Moudis’ hesitation when it comes to chit-chat is in sharp contrast to his exuberance when it comes to his firm’s work. “The work that we are doing is at the forefront of the innovative work that’s out there,” he said.

It is this innovation that he points to as his company’s main method of retaining clients. “We have to stay ahead of the times. Staying with the times is too slow,” he said. As office amenities increasingly become recruiting tools to many global companies, Moudis and his architects have been at the forefront of designing innovative spaces to both facilitate productive work and to help people enjoy their working environment.

Having designed pioneering office spaces for a whole array of industries, Moudis said that the sector is constantly changing as the needs of employers change rapidly. Saying that innovation in design can grow stale within six months with the arrival of “something greater and better,” Moudis and his team tends to shoot for longevity with their projects.

“When we design an office space, it can’t be obsloete by the time you move in,” he said. “Years ago, office spaces used to be able to last 10 to 15 years. Now, an office space would last you five years before you consider making changes.”

Ted Moudis Associates may push for a common goal among its designers, but that’s as far as it goes in terms of uniformity. Moudis said that they deliberately avoid having a signature design, saying that “no two clients are alike.”

“I can walk on to a job, never been there before, and I can tell you who designed it. It’s a signature. We do not do that. Every job is designed for the client,” he said.

The firm’s preference for unique designs may be the reason behind the major projects that it has recently worked on.

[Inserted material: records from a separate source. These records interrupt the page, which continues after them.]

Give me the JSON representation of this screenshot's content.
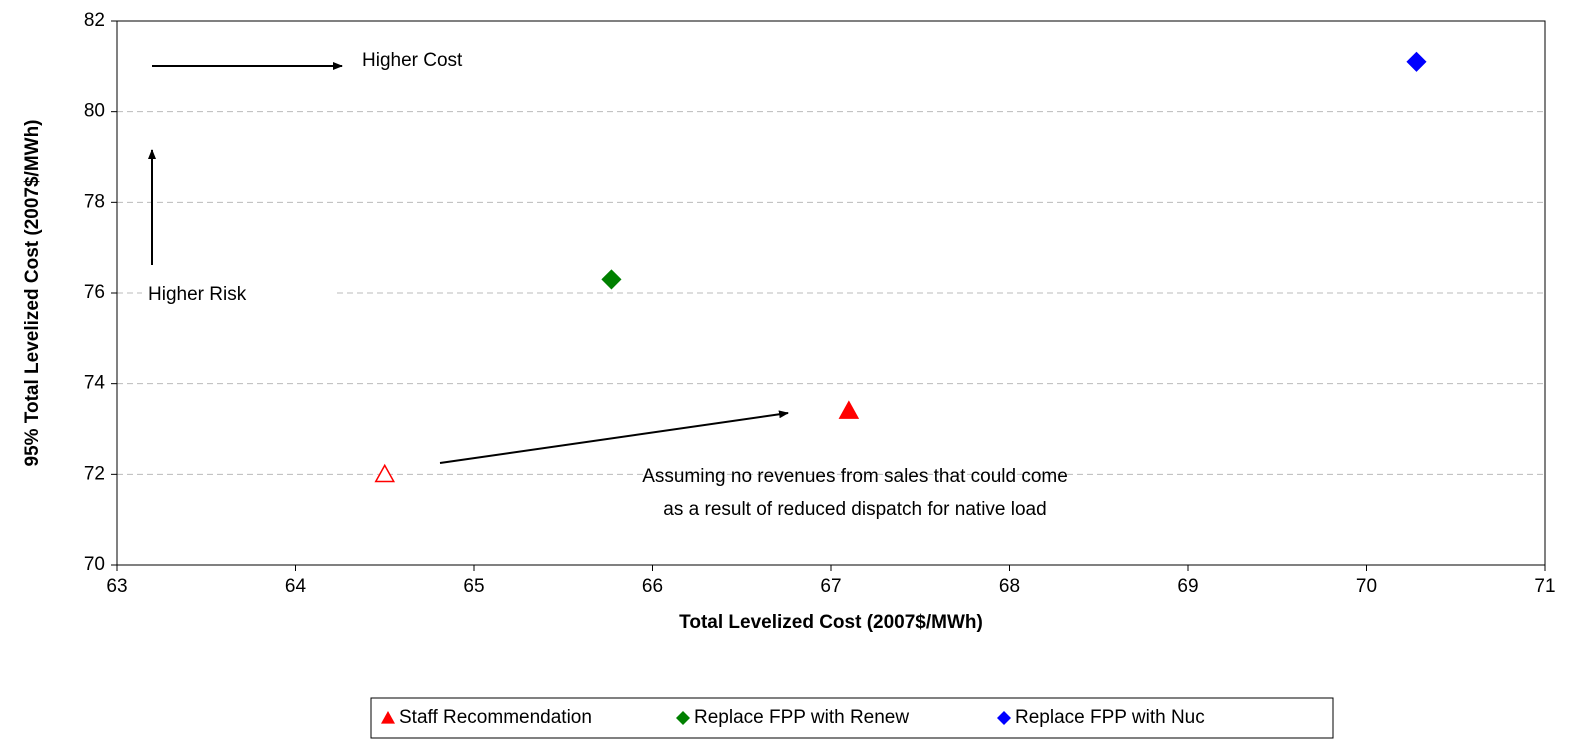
{
  "chart_data": {
    "type": "scatter",
    "xlabel": "Total Levelized Cost (2007$/MWh)",
    "ylabel": "95% Total Levelized Cost (2007$/MWh)",
    "xlim": [
      63,
      71
    ],
    "xticks": [
      63,
      64,
      65,
      66,
      67,
      68,
      69,
      70,
      71
    ],
    "ylim": [
      70,
      82
    ],
    "yticks": [
      70,
      72,
      74,
      76,
      78,
      80,
      82
    ],
    "grid": true,
    "legend": "bottom",
    "series": [
      {
        "name": "Staff Recommendation",
        "color": "#ff0000",
        "marker": "triangle",
        "x": [
          64.5,
          67.1
        ],
        "values": [
          72.0,
          73.4
        ],
        "hollow": [
          true,
          false
        ]
      },
      {
        "name": "Replace FPP with Renew",
        "color": "#008000",
        "marker": "diamond",
        "x": [
          65.77
        ],
        "values": [
          76.3
        ],
        "hollow": [
          false
        ]
      },
      {
        "name": "Replace FPP with Nuc",
        "color": "#0000ff",
        "marker": "diamond",
        "x": [
          70.28
        ],
        "values": [
          81.1
        ],
        "hollow": [
          false
        ]
      }
    ],
    "annotations": [
      "Higher Cost",
      "Higher Risk",
      "Assuming no revenues from sales that could come",
      "as a result of reduced dispatch for native load"
    ]
  }
}
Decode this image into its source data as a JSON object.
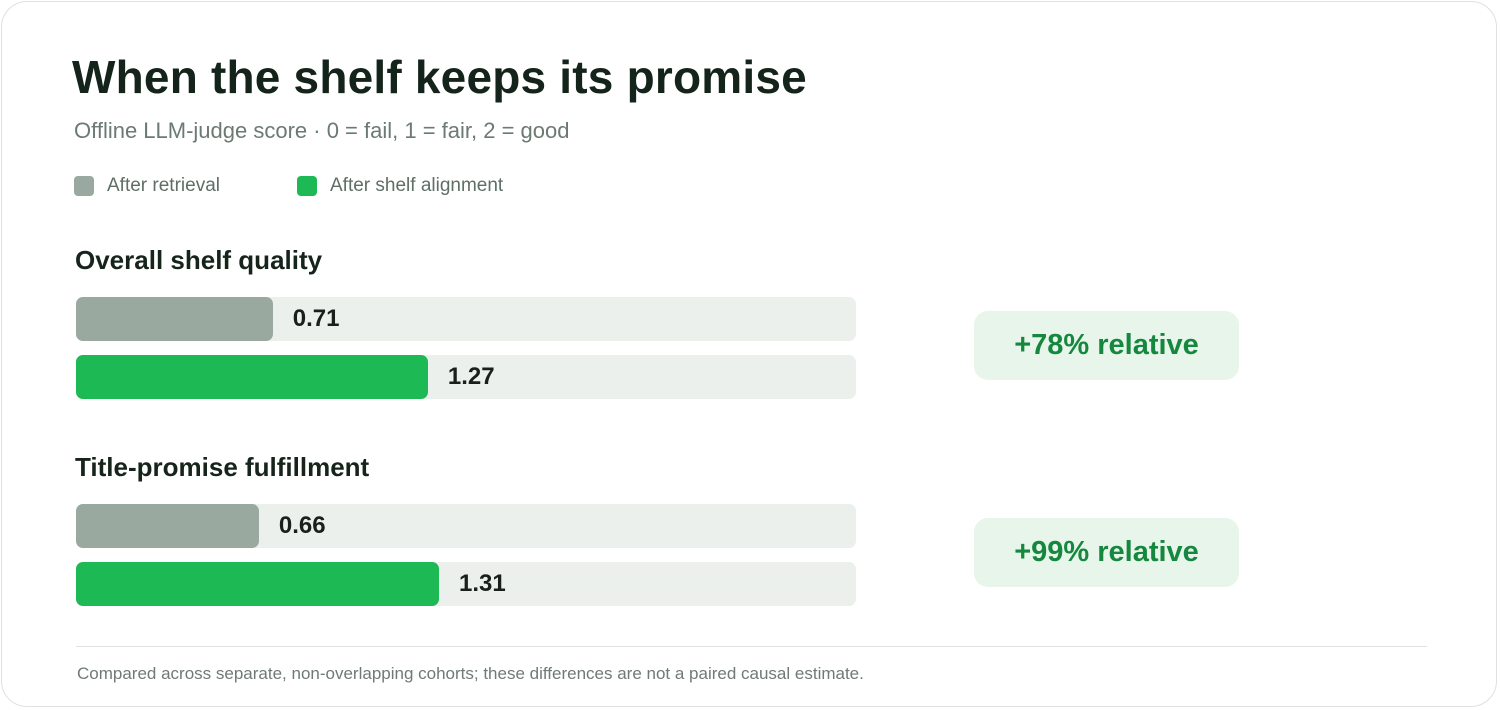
{
  "header": {
    "title": "When the shelf keeps its promise",
    "subtitle": "Offline LLM-judge score · 0 = fail, 1 = fair, 2 = good"
  },
  "legend": [
    {
      "label": "After retrieval",
      "color": "#9aa99f"
    },
    {
      "label": "After shelf alignment",
      "color": "#1db954"
    }
  ],
  "footnote": "Compared across separate, non-overlapping cohorts; these differences are not a paired causal estimate.",
  "chart_data": {
    "type": "bar",
    "orientation": "horizontal",
    "title": "When the shelf keeps its promise",
    "subtitle": "Offline LLM-judge score · 0 = fail, 1 = fair, 2 = good",
    "categories": [
      "Overall shelf quality",
      "Title-promise fulfillment"
    ],
    "series": [
      {
        "name": "After retrieval",
        "color": "#9aa99f",
        "values": [
          0.71,
          0.66
        ],
        "labels": [
          "0.71",
          "0.66"
        ]
      },
      {
        "name": "After shelf alignment",
        "color": "#1db954",
        "values": [
          1.27,
          1.31
        ],
        "labels": [
          "1.27",
          "1.31"
        ]
      }
    ],
    "annotations": [
      "+78% relative",
      "+99% relative"
    ],
    "xlim": [
      0,
      2
    ],
    "legend_position": "top-left",
    "grid": false
  }
}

Ted Moudis Associates designed the headquarters of advertising company Initiative. For the space, the firm perpetuated a new trend in office design, installing cushioned bleacher seats called the “Grandstand” that are meant to encourage collaboration.

The company also made news when it was tapped to design the new office of Compass. The home search app firm recently signed a lease to occupy an additional floor at 90 Fifth Avenue.